Risky assets fall sharply on downbeat economic news, ECB/Germany row; dollar rallies

Tom Tong13/Ιούν/2011Currency Updates

It was a difficult trading week for equities, commodities, and risk assets in general. Markets were hit by negative news on two fronts. On one hand, downward revisions to growth prospects continue to pile up, and now they appear to be spreading from developed countries to China and rest of the Pacific Rim, although it is hard to know how much of this is due to the one-time disruption of the Japanese earthquake. On the other hand, agreement on a fresh bailout for Greece appears to be farther away than it appeared last week, and in fact the row between the ECB and the German Government took a turn for the worse last week. Amid the general gloominess, it is not surprising that equities fell substantially, and the dollar rallied. In the medium term FX and financial markets in general will be focused on two key developments. First, whether the generalized slowdown in economic growth is temporary and driven by the Japanese supply-chain disruption, or whether it reflects a deeper unsustainability of the worldwide economic recovery. Second, whether the ECB and the German Government can agree on a mutually acceptable scheme to avoid a Greek default. The uncertainty was particularly damaging for the euro, which fell hard against nearly every major currency.


UK macroeconomic data was generally week, though noisy. Industrial production, construction indicators and household spending all disappointed expectations. The Bank of England met and did nothing, so no statement was published as is customary. This had been widely expected and brought forth no market reaction.
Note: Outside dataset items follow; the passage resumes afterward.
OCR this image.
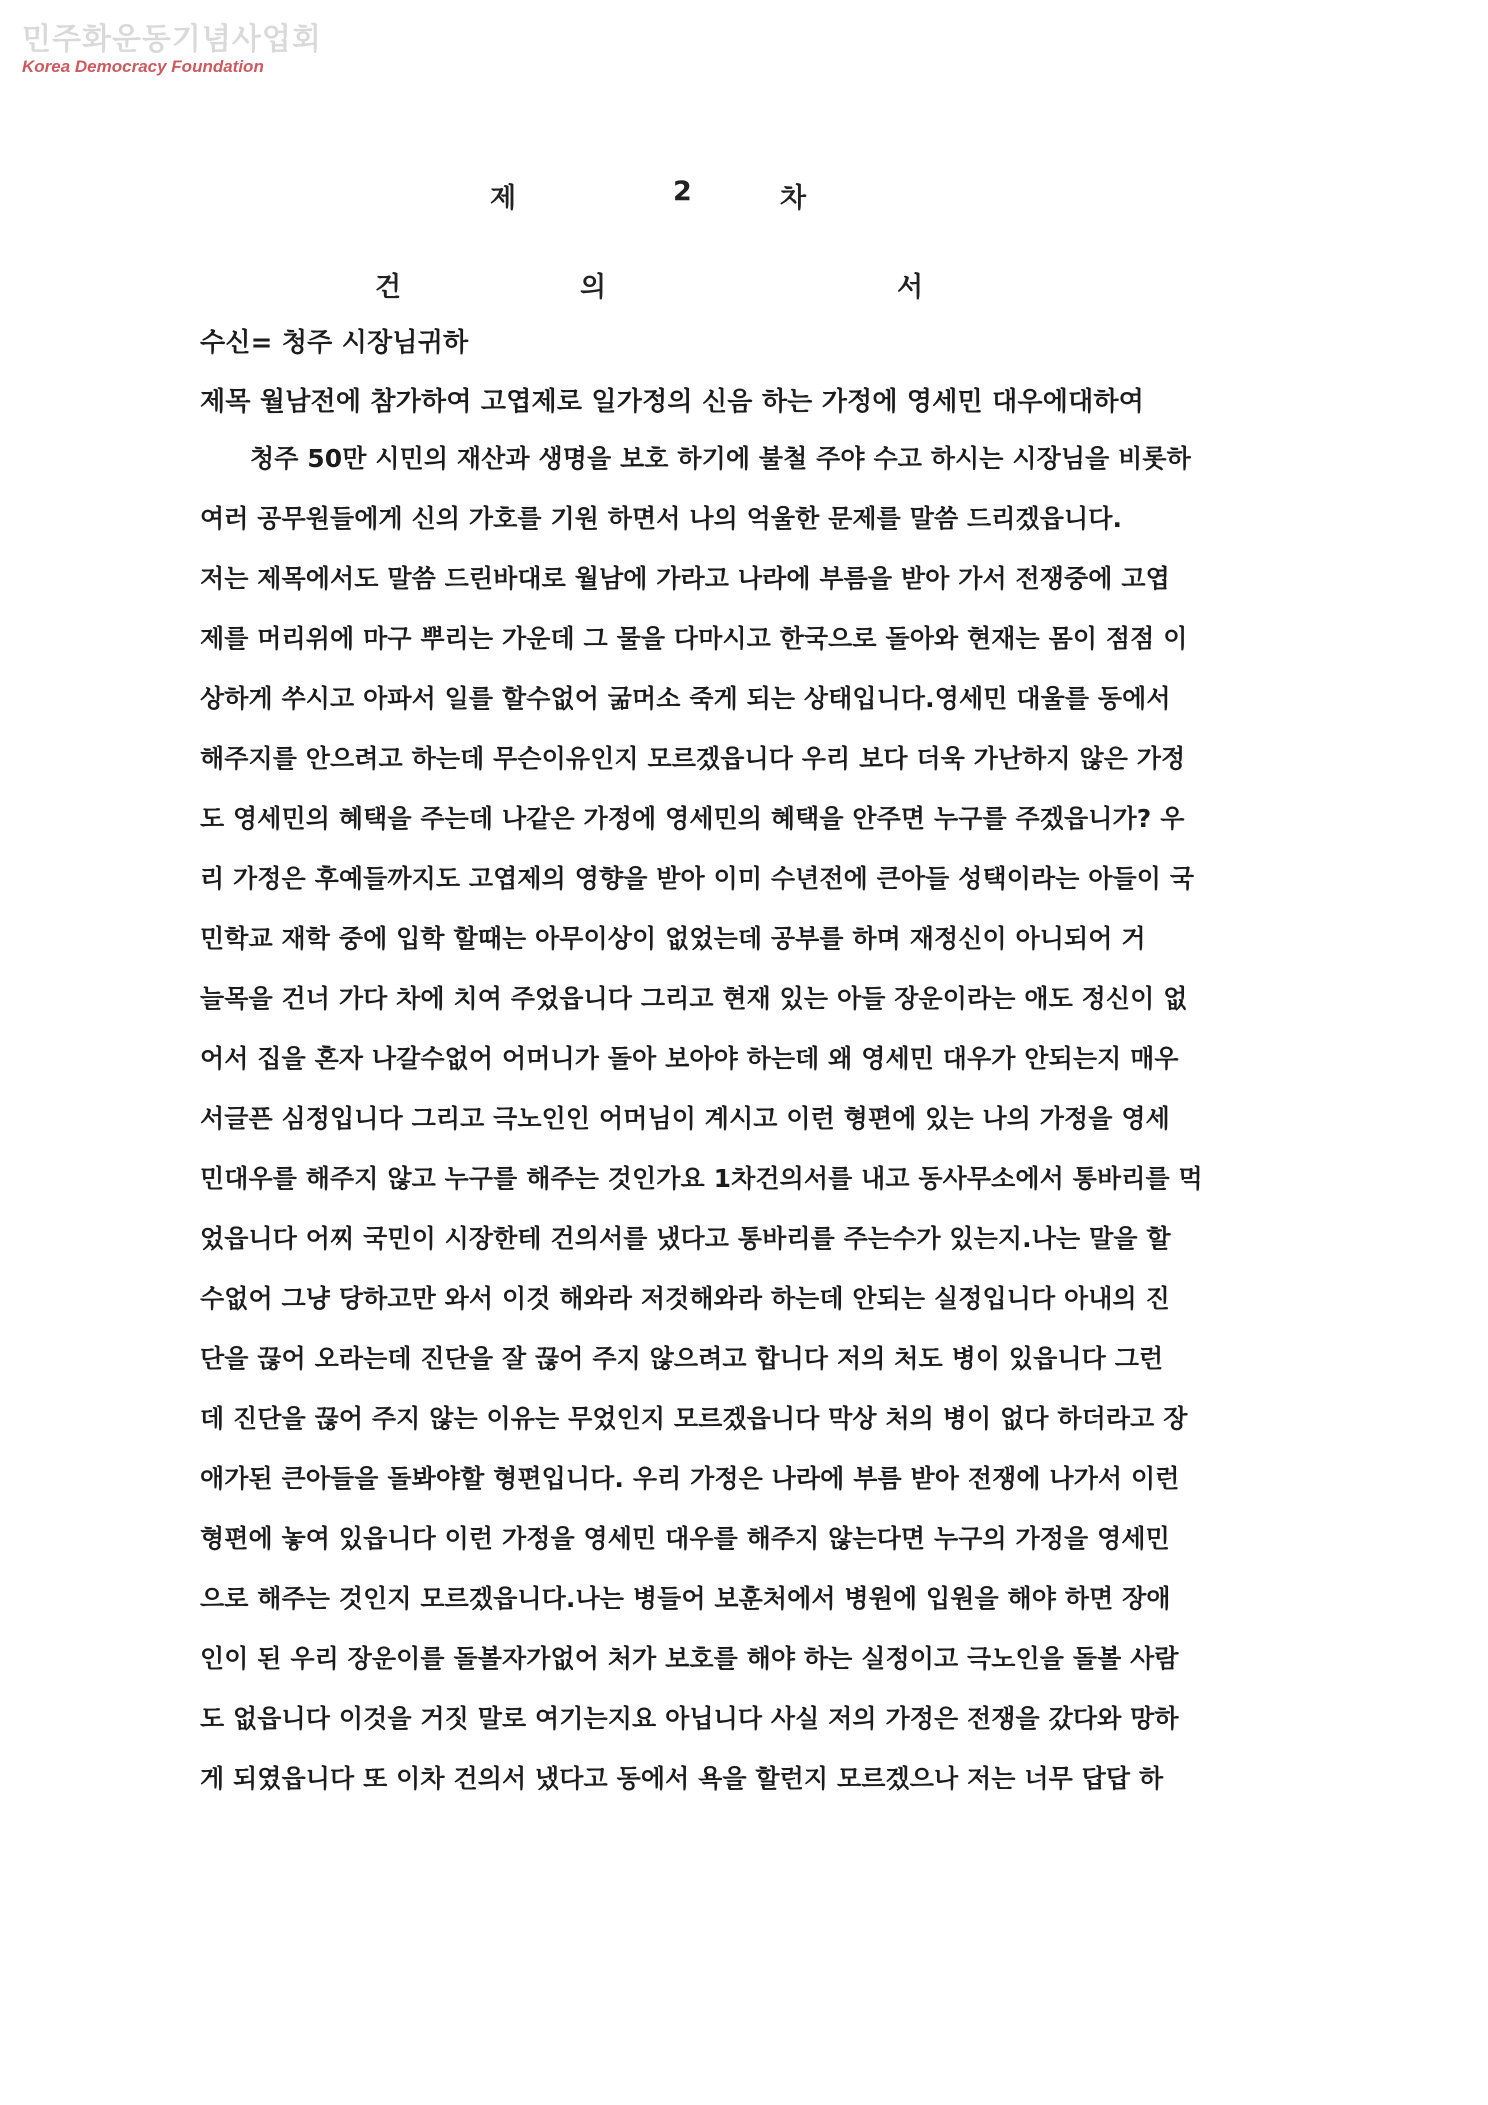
민주화운동기념사업회
Korea Democracy Foundation
제	2	차
건	의	서
수신= 청주 시장님귀하
제목 월남전에 참가하여 고엽제로 일가정의 신음 하는 가정에 영세민 대우에대하여
청주 50만 시민의 재산과 생명을 보호 하기에 불철 주야 수고 하시는 시장님을 비롯하
여러 공무원들에게 신의 가호를 기원 하면서 나의 억울한 문제를 말씀 드리겠읍니다.
저는 제목에서도 말씀 드린바대로 월남에 가라고 나라에 부름을 받아 가서 전쟁중에 고엽
제를 머리위에 마구 뿌리는 가운데 그 물을 다마시고 한국으로 돌아와 현재는 몸이 점점 이
상하게 쑤시고 아파서 일를 할수없어 굶머소 죽게 되는 상태입니다.영세민 대울를 동에서
해주지를 안으려고 하는데 무슨이유인지 모르겠읍니다 우리 보다 더욱 가난하지 않은 가정
도 영세민의 혜택을 주는데 나같은 가정에 영세민의 혜택을 안주면 누구를 주겠읍니가? 우
리 가정은 후예들까지도 고엽제의 영향을 받아 이미 수년전에 큰아들 성택이라는 아들이 국
민학교 재학 중에 입학 할때는 아무이상이 없었는데 공부를 하며 재정신이 아니되어 거
늘목을 건너 가다 차에 치여 주었읍니다 그리고 현재 있는 아들 장운이라는 애도 정신이 없
어서 집을 혼자 나갈수없어 어머니가 돌아 보아야 하는데 왜 영세민 대우가 안되는지 매우
서글픈 심정입니다 그리고 극노인인 어머님이 계시고 이런 형편에 있는 나의 가정을 영세
민대우를 해주지 않고 누구를 해주는 것인가요 1차건의서를 내고 동사무소에서 통바리를 먹
었읍니다 어찌 국민이 시장한테 건의서를 냈다고 통바리를 주는수가 있는지.나는 말을 할
수없어 그냥 당하고만 와서 이것 해와라 저것해와라 하는데 안되는 실정입니다 아내의 진
단을 끊어 오라는데 진단을 잘 끊어 주지 않으려고 합니다 저의 처도 병이 있읍니다 그런
데 진단을 끊어 주지 않는 이유는 무었인지 모르겠읍니다 막상 처의 병이 없다 하더라고 장
애가된 큰아들을 돌봐야할 형편입니다. 우리 가정은 나라에 부름 받아 전쟁에 나가서 이런
형편에 놓여 있읍니다 이런 가정을 영세민 대우를 해주지 않는다면 누구의 가정을 영세민
으로 해주는 것인지 모르겠읍니다.나는 병들어 보훈처에서 병원에 입원을 해야 하면 장애
인이 된 우리 장운이를 돌볼자가없어 처가 보호를 해야 하는 실정이고 극노인을 돌볼 사람
도 없읍니다 이것을 거짓 말로 여기는지요 아닙니다 사실 저의 가정은 전쟁을 갔다와 망하
게 되였읍니다 또 이차 건의서 냈다고 동에서 욕을 할런지 모르겠으나 저는 너무 답답 하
However, the steady drumbeat of macroeconomic weakness, together with news that surveyed expectations for inflation had edged down, combined to press markets to push ever backwards into the future their expectations of Bank of England rate normalization. The macro data is worrisome enough that Chancellor Norborne is starting to make noises about the room for «flexibility» in the implementation of the austerity plans. Sterling put in a mixed week, rising strongly against the beleaguered euro but falling against the dollar.


With the macroeconomic calendar dominated by second tier releases, European markets were dominated by the ECB meeting on Thursday and the widening divergences between the German Government and the ECB on how to handle the Greek problem. As to the former, Trichet all but sealed a hike in the next meeting through the code word «strong vigilance»; however, ECB inflation expectations for 2012 were not revised upward, a gesture widely interpreted as dovish by markets. With respect to the latter, the German government is digging in its heals that private creditors must bear part of the cost of any further Greek bailout. It proposes that creditors be pressured into rolling over their maturing debt for seven years – no details being given on how this pressure would be applied. In the post-meeting conference, Trichet made clear that this is completely unacceptable to the ECB, and went so far as to assert that it has no intention of rolling over its own Greek debt, of which it is possibly the single biggest holder. Markets were increasingly bewildered by this conflict, and it is no surprise that the common currency fell sharply for the week, dropping over 2% against the dollar and losing ground against just about every major currency during the week. With the resolution to the Greek drama further away than it appeared just a few days ago, we expect weeks of very volatile trading in the common currency.


The long streak of downward surprises in US macroeconomic data is worrisome and continued last week unabated. However, there is a legitimate question as to whether this weakness is giving hints of the lack of sustainability of economic recovery in the US without further stimulus(fiscal or monetary). Some observers make the case that the combination of the supply disruption brought about by the Japanese quake with very high gasoline prices are their main culprits, and now that both start to wear off we should see notable improvement in US data. Time will tell. In any case, the greenback traded more on international events (particularly those surrounding Europe) than in domestic news, benefiting from the generalized flight to safety to rise nearly 1% for the week.